The proposed $7 per month levy on fixed-line services capable of 25 Mbps or faster speeds would form the basis of a new Regional Broadband Scheme, and be used to fund the increasingly unprofitable delivery of broadband services in remote areas via the NBN’s wireless and satellite services.

But Internet Australia CEO Laurie Patton described the draft legislation as “robbing Peter to pay Paul”, noting that Australians already pay high internet access prices compared to global standards.

He said the issues holding back the NBN stem more with the decision to “build an inferior copper-based network” rather than the fibre-based model supported by Internet Australia, as well as a failure to collaborate with NBN service resellers to convince enough customers to move to the NBN.

According to nbn’s recent progress report the majority of connections are still being taken up on lower speed tiers.

“In the market we are hearing that RSPs are reluctant to encourage their customers to opt for the higher speed packages because of the wholesale cost structure imposed by nbn which is weighted against the delivery of higher speeds,” Patton said.

“They are also wary of copping complaints from customers who don’t receive the speeds they’ve been promised.”

Some customers are also migrating to the NBN only to find that their broadband connections are slower than before.

“There are many possible reasons for this, and some of those reasons will not be related to the NBN infrastructure, but in many cases the user will not be able to work out where the problem is.

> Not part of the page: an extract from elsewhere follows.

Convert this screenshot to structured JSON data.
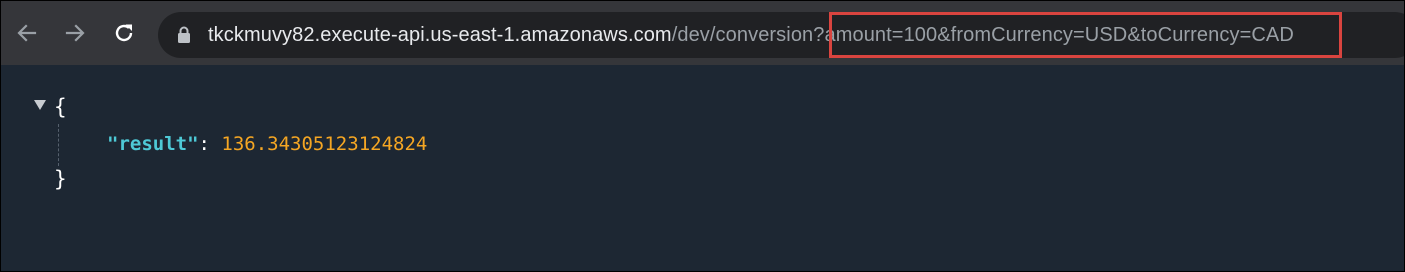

Regardless, the user will rightly or wrong assume it is the NBN that’s the problem,” Patton said.

Such factors are contributing to the low level of consumer take-up — while 3.2 million premises have been passed and are ready for connection only 1.4 million customers have been signed up — which is limiting nbn’s ability to cover the costs of wireless and satellite service delivery.

Patton reiterated Internet Australia’s call to migrate the deployment to a fibre-based model for the network.

“If nbn keeps deploying FTTN it will face a gigantic upgrade bill in 10–15 years’ time, if not sooner, when they finally concede that FTTN is not a long-term option. How will the government of the day go trying to sell a business that owes it circa $20 billion and needs a massive capex injection to rebuild 30% to 40% of the network?”

He said it is time for the government to “bite the bullet” and allow nbn to abandon FTTN in favour of fibre-to-the-distribution-point (FTTdp), also known as fibre to the driveway.